The Financial Action Task Force (FATF) is the global standard setting body for anti-money laundering and combating the financing of terrorism (AML/CFT).
In order to protect the international financial system from money laundering and financing of terrorism (ML/FT) risks and to encourage greater compliance with the AML/CFT standards, the FATF identified jurisdictions that have strategic deficiencies and works with them to address those deficiencies that pose a risk to the international financial system.
Being on the Non-Cooperative Country or Territory (NCCT) list means Iran regime is only able to engage in business transactions with a limited number of small banks in few countries that "demand exorbitant costs to cover their risks, which will directly impact exports and imports".
A public statement published on 24 February 2017 on the FATF website stated: “In June 2016, the FATF welcomed Iran’s adoption of, and high-level political commitment to, an Action Plan to address its strategic AML/CFT deficiencies, and its decision to seek technical assistance in the implementation of the Action Plan. Accordingly, in June 2016, the FATF suspended counter-measures for twelve months in order to monitor Iran’s progress in implementing the Action Plan. If the FATF determines that Iran has not demonstrated sufficient progress in implementing the Action Plan at the end of that period, FATF’s call for counter-measures will be re-imposed. If Iran meets its commitments under the Action Plan in that time period, the FATF will consider next steps in this regard.”

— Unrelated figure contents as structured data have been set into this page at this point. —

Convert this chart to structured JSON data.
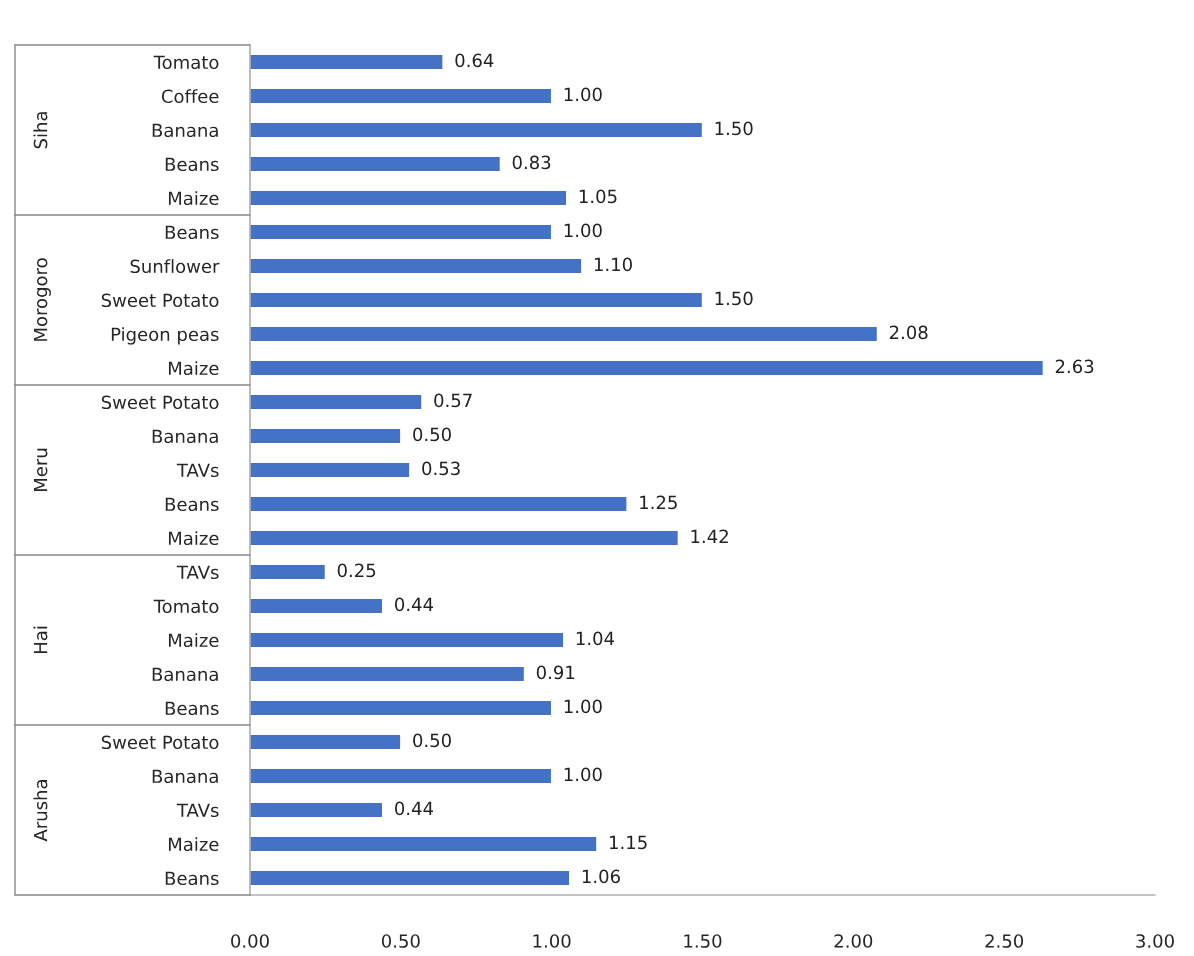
{
  "chart_data": {
    "type": "bar",
    "orientation": "horizontal",
    "categories": [
      "Tomato",
      "Coffee",
      "Banana",
      "Beans",
      "Maize",
      "Beans",
      "Sunflower",
      "Sweet Potato",
      "Pigeon peas",
      "Maize",
      "Sweet Potato",
      "Banana",
      "TAVs",
      "Beans",
      "Maize",
      "TAVs",
      "Tomato",
      "Maize",
      "Banana",
      "Beans",
      "Sweet Potato",
      "Banana",
      "TAVs",
      "Maize",
      "Beans"
    ],
    "values": [
      0.64,
      1.0,
      1.5,
      0.83,
      1.05,
      1.0,
      1.1,
      1.5,
      2.08,
      2.63,
      0.57,
      0.5,
      0.53,
      1.25,
      1.42,
      0.25,
      0.44,
      1.04,
      0.91,
      1.0,
      0.5,
      1.0,
      0.44,
      1.15,
      1.06
    ],
    "value_labels": [
      "0.64",
      "1.00",
      "1.50",
      "0.83",
      "1.05",
      "1.00",
      "1.10",
      "1.50",
      "2.08",
      "2.63",
      "0.57",
      "0.50",
      "0.53",
      "1.25",
      "1.42",
      "0.25",
      "0.44",
      "1.04",
      "0.91",
      "1.00",
      "0.50",
      "1.00",
      "0.44",
      "1.15",
      "1.06"
    ],
    "color": "#4472c4",
    "annotations": [
      "Siha",
      "Morogoro",
      "Meru",
      "Hai",
      "Arusha"
    ],
    "xlim": [
      0,
      3
    ],
    "xticks": [
      {
        "value": 0,
        "label": "0.00"
      },
      {
        "value": 0.5,
        "label": "0.50"
      },
      {
        "value": 1,
        "label": "1.00"
      },
      {
        "value": 1.5,
        "label": "1.50"
      },
      {
        "value": 2,
        "label": "2.00"
      },
      {
        "value": 2.5,
        "label": "2.50"
      },
      {
        "value": 3,
        "label": "3.00"
      }
    ],
    "grid": false
  }
}
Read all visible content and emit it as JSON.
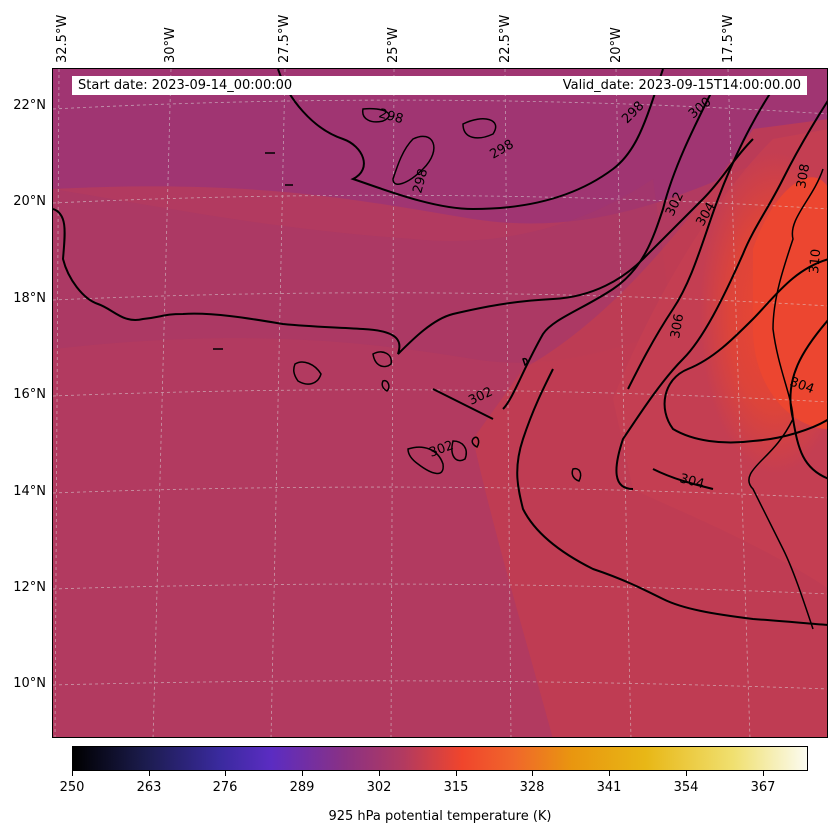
{
  "map": {
    "longitude_labels": [
      "32.5°W",
      "30°W",
      "27.5°W",
      "25°W",
      "22.5°W",
      "20°W",
      "17.5°W"
    ],
    "latitude_labels": [
      "22°N",
      "20°N",
      "18°N",
      "16°N",
      "14°N",
      "12°N",
      "10°N"
    ],
    "start_date": "Start date: 2023-09-14_00:00:00",
    "valid_date": "Valid_date: 2023-09-15T14:00:00.00",
    "contour_labels": [
      "298",
      "298",
      "298",
      "298",
      "300",
      "302",
      "302",
      "302",
      "304",
      "304",
      "304",
      "306",
      "308",
      "310"
    ],
    "colors": {
      "background_field": "#b23a60",
      "cool_region": "#9a3478",
      "warm_region": "#e8452f",
      "contour": "#000000"
    }
  },
  "colorbar": {
    "ticks": [
      "250",
      "263",
      "276",
      "289",
      "302",
      "315",
      "328",
      "341",
      "354",
      "367"
    ],
    "label": "925 hPa potential temperature (K)"
  }
}
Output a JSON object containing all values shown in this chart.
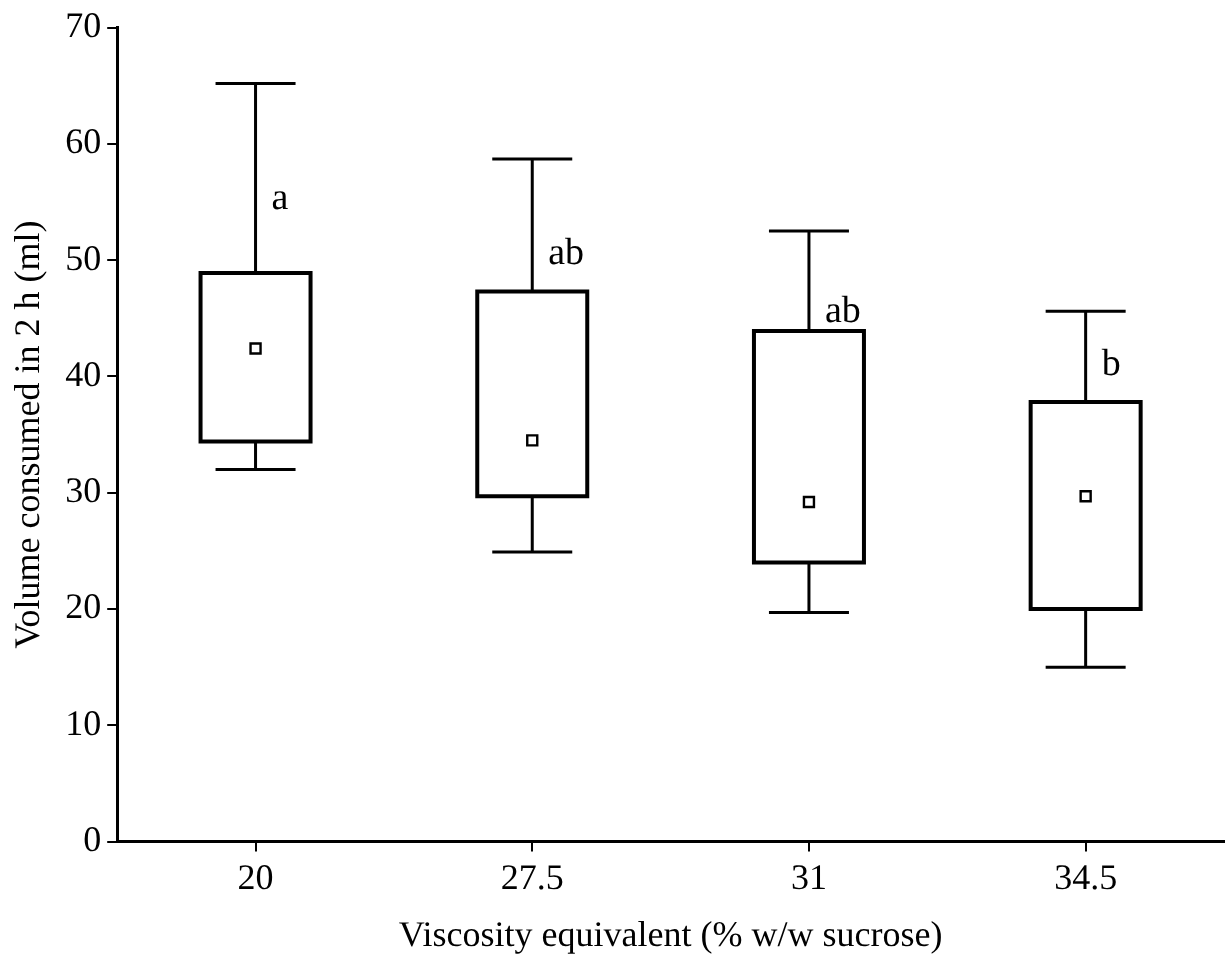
{
  "chart_data": {
    "type": "box",
    "xlabel": "Viscosity equivalent (% w/w sucrose)",
    "ylabel": "Volume consumed in 2 h (ml)",
    "categories": [
      "20",
      "27.5",
      "31",
      "34.5"
    ],
    "boxes": [
      {
        "low": 32,
        "q1": 34.4,
        "median": 42.4,
        "q3": 48.9,
        "high": 65.2
      },
      {
        "low": 24.9,
        "q1": 29.7,
        "median": 34.5,
        "q3": 47.3,
        "high": 58.7
      },
      {
        "low": 19.7,
        "q1": 24,
        "median": 29.2,
        "q3": 43.9,
        "high": 52.5
      },
      {
        "low": 15,
        "q1": 20,
        "median": 29.7,
        "q3": 37.8,
        "high": 45.6
      }
    ],
    "color": "#000000",
    "ylim": [
      0,
      70
    ],
    "yticks": [
      0,
      10,
      20,
      30,
      40,
      50,
      60,
      70
    ],
    "grid": false,
    "legend": false,
    "annotations": [
      {
        "text": "a",
        "x": "20",
        "y": 55.3
      },
      {
        "text": "ab",
        "x": "27.5",
        "y": 50.5
      },
      {
        "text": "ab",
        "x": "31",
        "y": 45.5
      },
      {
        "text": "b",
        "x": "34.5",
        "y": 41
      }
    ]
  }
}
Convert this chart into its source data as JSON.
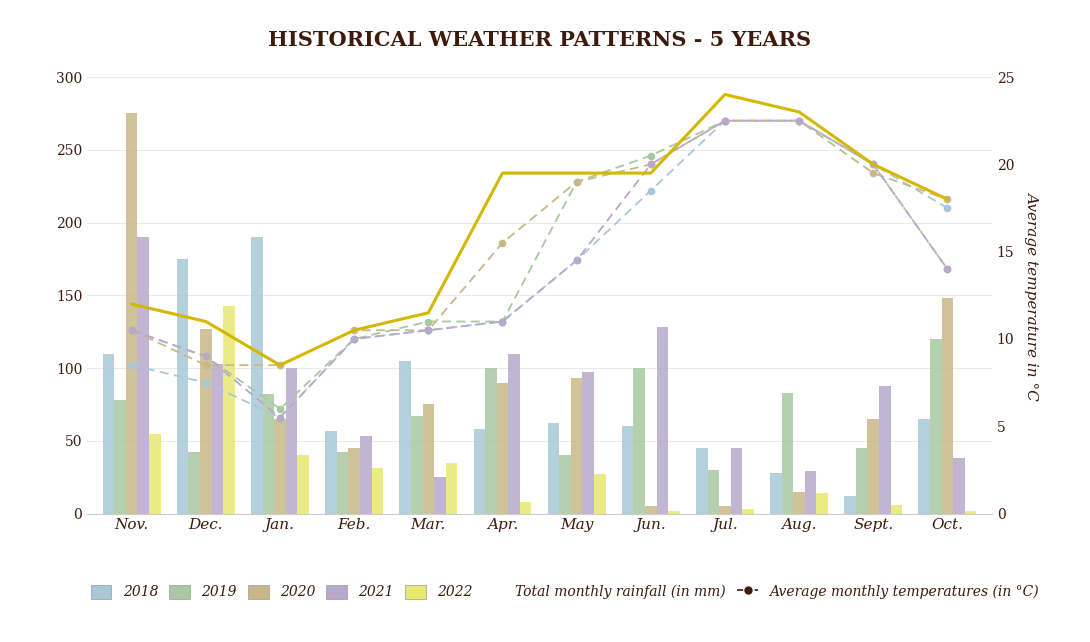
{
  "title": "HISTORICAL WEATHER PATTERNS - 5 YEARS",
  "months": [
    "Nov.",
    "Dec.",
    "Jan.",
    "Feb.",
    "Mar.",
    "Apr.",
    "May",
    "Jun.",
    "Jul.",
    "Aug.",
    "Sept.",
    "Oct."
  ],
  "years": [
    "2018",
    "2019",
    "2020",
    "2021",
    "2022"
  ],
  "bar_colors": [
    "#a8c8d8",
    "#a8c8a0",
    "#c8b887",
    "#b8a8cc",
    "#e8e870"
  ],
  "rainfall": {
    "2018": [
      110,
      175,
      190,
      57,
      105,
      58,
      62,
      60,
      45,
      28,
      12,
      65
    ],
    "2019": [
      78,
      42,
      82,
      42,
      67,
      100,
      40,
      100,
      30,
      83,
      45,
      120
    ],
    "2020": [
      275,
      127,
      65,
      45,
      75,
      90,
      93,
      5,
      5,
      15,
      65,
      148
    ],
    "2021": [
      190,
      103,
      100,
      53,
      25,
      110,
      97,
      128,
      45,
      29,
      88,
      38
    ],
    "2022": [
      55,
      143,
      40,
      31,
      35,
      8,
      27,
      2,
      3,
      14,
      6,
      2
    ]
  },
  "temperatures": {
    "2018": [
      8.5,
      7.5,
      5.5,
      10.0,
      10.5,
      11.0,
      14.5,
      18.5,
      22.5,
      22.5,
      20.0,
      17.5
    ],
    "2019": [
      10.5,
      9.0,
      6.0,
      10.0,
      11.0,
      11.0,
      19.0,
      20.5,
      22.5,
      22.5,
      20.0,
      14.0
    ],
    "2020": [
      10.5,
      8.5,
      8.5,
      10.5,
      10.5,
      15.5,
      19.0,
      20.0,
      22.5,
      22.5,
      19.5,
      18.0
    ],
    "2021": [
      10.5,
      9.0,
      5.5,
      10.0,
      10.5,
      11.0,
      14.5,
      20.0,
      22.5,
      22.5,
      20.0,
      14.0
    ],
    "2022": [
      12.0,
      11.0,
      8.5,
      10.5,
      11.5,
      19.5,
      19.5,
      19.5,
      24.0,
      23.0,
      20.0,
      18.0
    ]
  },
  "temp_line_colors": {
    "2018": "#a8c8d8",
    "2019": "#a8c8a0",
    "2020": "#c8b887",
    "2021": "#b8a8cc",
    "2022": "#d4b800"
  },
  "ylabel_right": "Average temperature in °C",
  "ylim_left": [
    0,
    300
  ],
  "ylim_right": [
    0,
    25
  ],
  "background_color": "#ffffff",
  "text_color": "#3d1a0a",
  "legend_rainfall": "Total monthly rainfall (in mm)",
  "legend_temp": "Average monthly temperatures (in °C)"
}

“Iran will remain on the FATF Public Statement until the full Action Plan has been completed. Until Iran implements the measures required to address the deficiencies identified in the Action Plan, the FATF will remain concerned with the terrorist financing risk emanating from Iran and the threat this poses to the international financial system.”
“The FATF, therefore, calls on its members and urges all jurisdictions to continue to advise their financial institutions to apply enhanced due diligence to business relationships and transactions with natural and legal persons from Iran, consistent with FATF Recommendation 19. The FATF urges Iran to fully address its AML/CFT deficiencies, in particular those related to terrorist financing.”